“If you want to go fast, go alone. If you want to go far, go together.” - African proverb
Humans in general are wired for relationships, and women in particular tend to define our happiness by the quality of our relationships.
According to Maslow’s Hierarchy of Needs, our need to feel loved and belong comes before our need for esteem and self-actualization. In other words, it’s hard to achieve your full potential if you don’t feel supported.
What do you do when the people you love most don’t support your God-given purpose?
- First, ask yourself who is the “they” that’s not supporting you? Be honest. Many people get distracted when strangers don’t support them, even though the people who matter most are supportive.

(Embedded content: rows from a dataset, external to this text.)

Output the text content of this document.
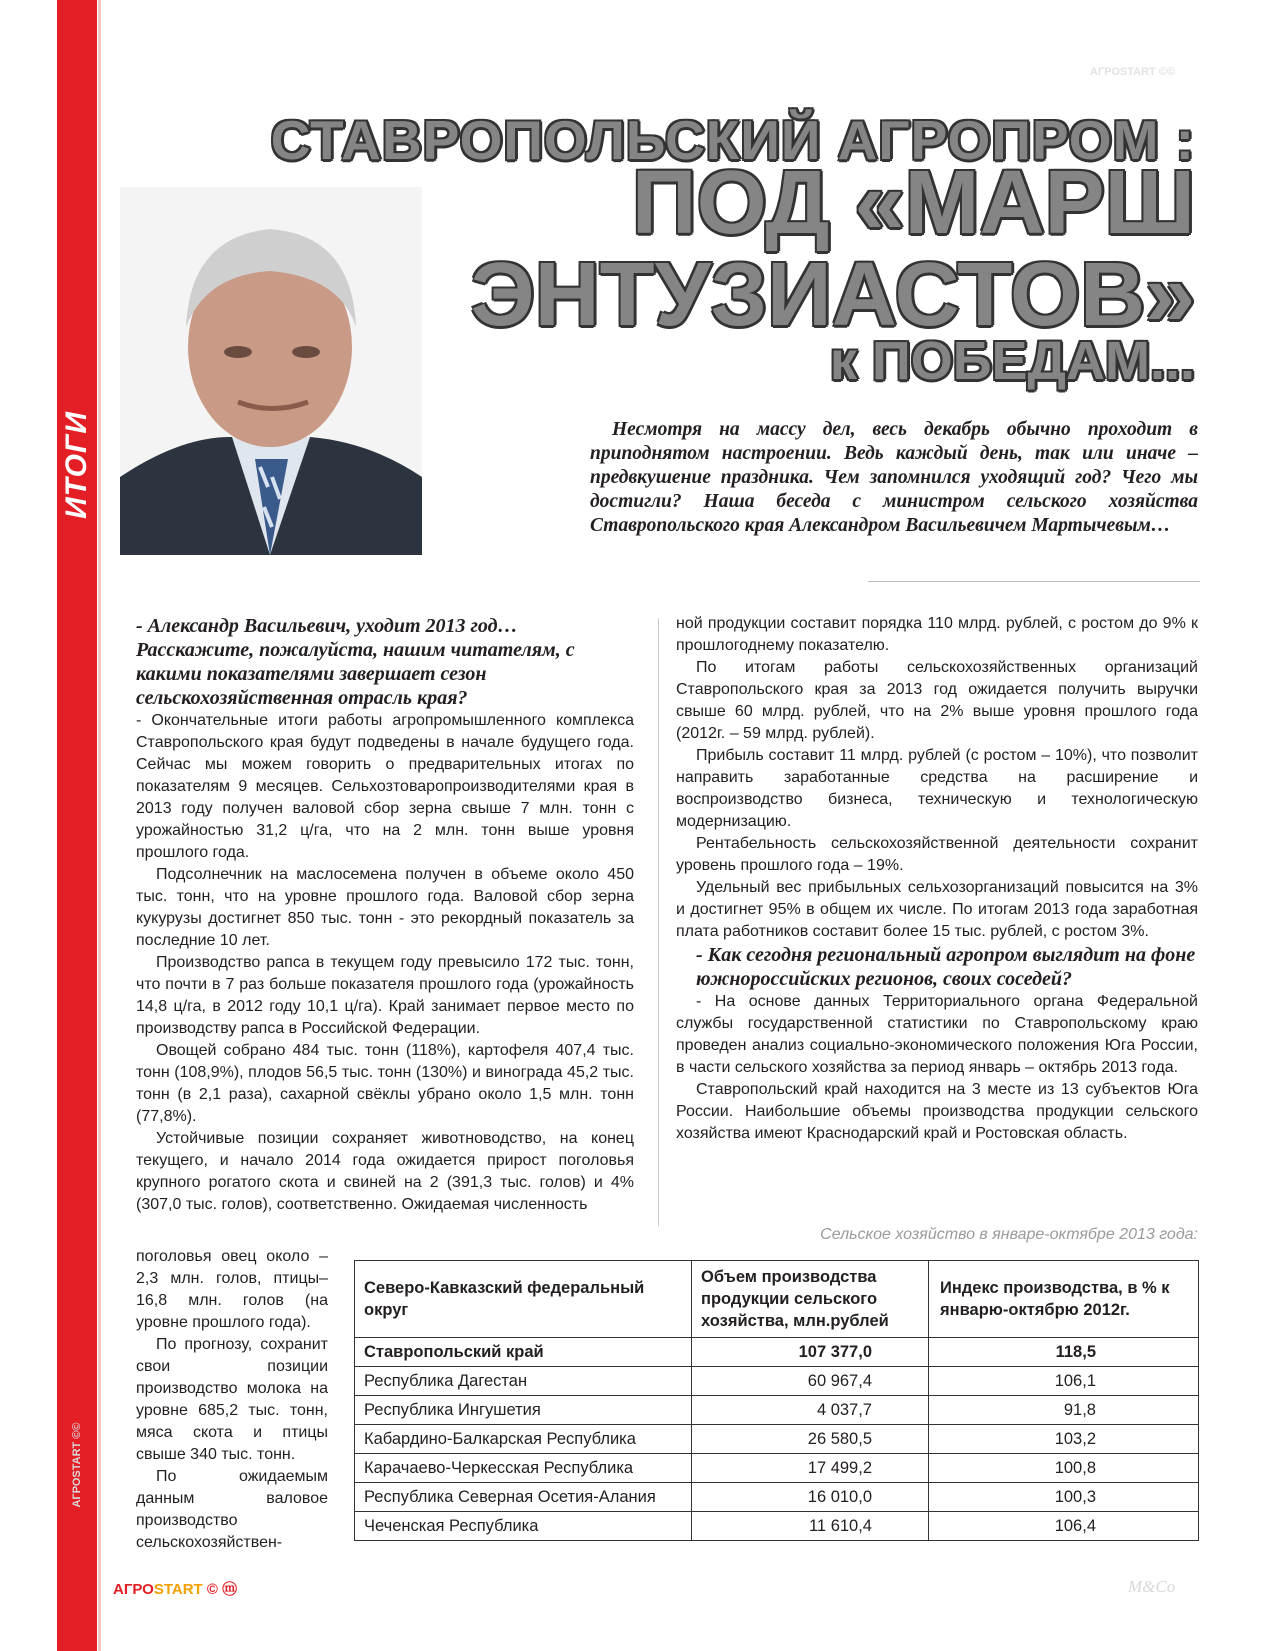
ИТОГИ
АГРОSTART ©©
АГРОSTART ©©
СТАВРОПОЛЬСКИЙ АГРОПРОМ :
ПОД «МАРШ
ЭНТУЗИАСТОВ»
к ПОБЕДАМ...
Несмотря на массу дел, весь декабрь обычно проходит в приподнятом настроении. Ведь каждый день, так или иначе – предвкушение праздника. Чем запомнился уходящий год? Чего мы достигли? Наша беседа с министром сельского хозяйства Ставропольского края Александром Васильевичем Мартычевым…
- Александр Васильевич, уходит 2013 год… Расскажите, пожалуйста, нашим читателям, с какими показателями завершает сезон сельскохозяйственная отрасль края?

- Окончательные итоги работы агропромышленного комплекса Ставропольского края будут подведены в начале будущего года. Сейчас мы можем говорить о предварительных итогах по показателям 9 месяцев. Сельхозтоваропроизводителями края в 2013 году получен валовой сбор зерна свыше 7 млн. тонн с урожайностью 31,2 ц/га, что на 2 млн. тонн выше уровня прошлого года.

Подсолнечник на маслосемена получен в объеме около 450 тыс. тонн, что на уровне прошлого года. Валовой сбор зерна кукурузы достигнет 850 тыс. тонн - это рекордный показатель за последние 10 лет.

Производство рапса в текущем году превысило 172 тыс. тонн, что почти в 7 раз больше показателя прошлого года (урожайность 14,8 ц/га, в 2012 году 10,1 ц/га). Край занимает первое место по производству рапса в Российской Федерации.

Овощей собрано 484 тыс. тонн (118%), картофеля 407,4 тыс. тонн (108,9%), плодов 56,5 тыс. тонн (130%) и винограда 45,2 тыс. тонн (в 2,1 раза), сахарной свёклы убрано около 1,5 млн. тонн (77,8%).

Устойчивые позиции сохраняет животноводство, на конец текущего, и начало 2014 года ожидается прирост поголовья крупного рогатого скота и свиней на 2 (391,3 тыс. голов) и 4% (307,0 тыс. голов), соответственно. Ожидаемая численность

поголовья овец около – 2,3 млн. голов, птицы– 16,8 млн. голов (на уровне прошлого года).

По прогнозу, сохранит свои позиции производство молока на уровне 685,2 тыс. тонн, мяса скота и птицы свыше 340 тыс. тонн.

По ожидаемым данным валовое производство сельскохозяйствен-

ной продукции составит порядка 110 млрд. рублей, с ростом до 9% к прошлогоднему показателю.

По итогам работы сельскохозяйственных организаций Ставропольского края за 2013 год ожидается получить выручки свыше 60 млрд. рублей, что на 2% выше уровня прошлого года (2012г. – 59 млрд. рублей).

Прибыль составит 11 млрд. рублей (с ростом – 10%), что позволит направить заработанные средства на расширение и воспроизводство бизнеса, техническую и технологическую модернизацию.

Рентабельность сельскохозяйственной деятельности сохранит уровень прошлого года – 19%.

Удельный вес прибыльных сельхозорганизаций повысится на 3% и достигнет 95% в общем их числе. По итогам 2013 года заработная плата работников составит более 15 тыс. рублей, с ростом 3%.

- Как сегодня региональный агропром выглядит на фоне южнороссийских регионов, своих соседей?

- На основе данных Территориального органа Федеральной службы государственной статистики по Ставропольскому краю проведен анализ социально-экономического положения Юга России, в части сельского хозяйства за период январь – октябрь 2013 года.

Ставропольский край находится на 3 месте из 13 субъектов Юга России. Наибольшие объемы производства продукции сельского хозяйства имеют Краснодарский край и Ростовская область.

Сельское хозяйство в январе-октябре 2013 года:
Северо-Кавказский федеральный округ	Объем производства продукции сельского хозяйства, млн.рублей	Индекс производства, в % к январю-октябрю 2012г.
Ставропольский край	107 377,0	118,5
Республика Дагестан	60 967,4	106,1
Республика Ингушетия	4 037,7	91,8
Кабардино-Балкарская Республика	26 580,5	103,2
Карачаево-Черкесская Республика	17 499,2	100,8
Республика Северная Осетия-Алания	16 010,0	100,3
Чеченская Республика	11 610,4	106,4
АГРОSTART © ⓜ	M&Co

- Next, make sure you’re seeing the situation clearly. Sometimes our loved ones have good reasons for being skeptical about our choices.
- Take a self-inventory of your actions here. Have you bounced from one idea to another without much follow through?
- If you’ve been inconsistent, you need to offer clear, quantifiable results in order to win over doubters.
- For example, if your husband doubts your ability to start a business, you may want to find a way to bootstrap it until you earn an income. Once you’re actually making money, he’s much more likely to support you.
- Make sure you’re being realistic in your definition of “support.” For example, just because you open a business doesn’t mean your family and friends have to (or even should) buy from you. Many people experience unnecessary hurt when they had unrealistic expectations of their loved ones in the first place.
- If your loved ones truly are being toxic, you need to create a new support system. A few places to start:
- Your church (small groups are a great place for mentorship and encouragement)
- Local organizations that mirror your interests (i.e., entrepreneurship clubs if you’re starting a business)
- Online forums, especially Facebook groups
Action Step: Take 30 minutes to create a list of 5 people in your life who currently support your life choices. If you can't come up with 5 people, use the suggestions listed above to help you meet people who can potentially become your new support system.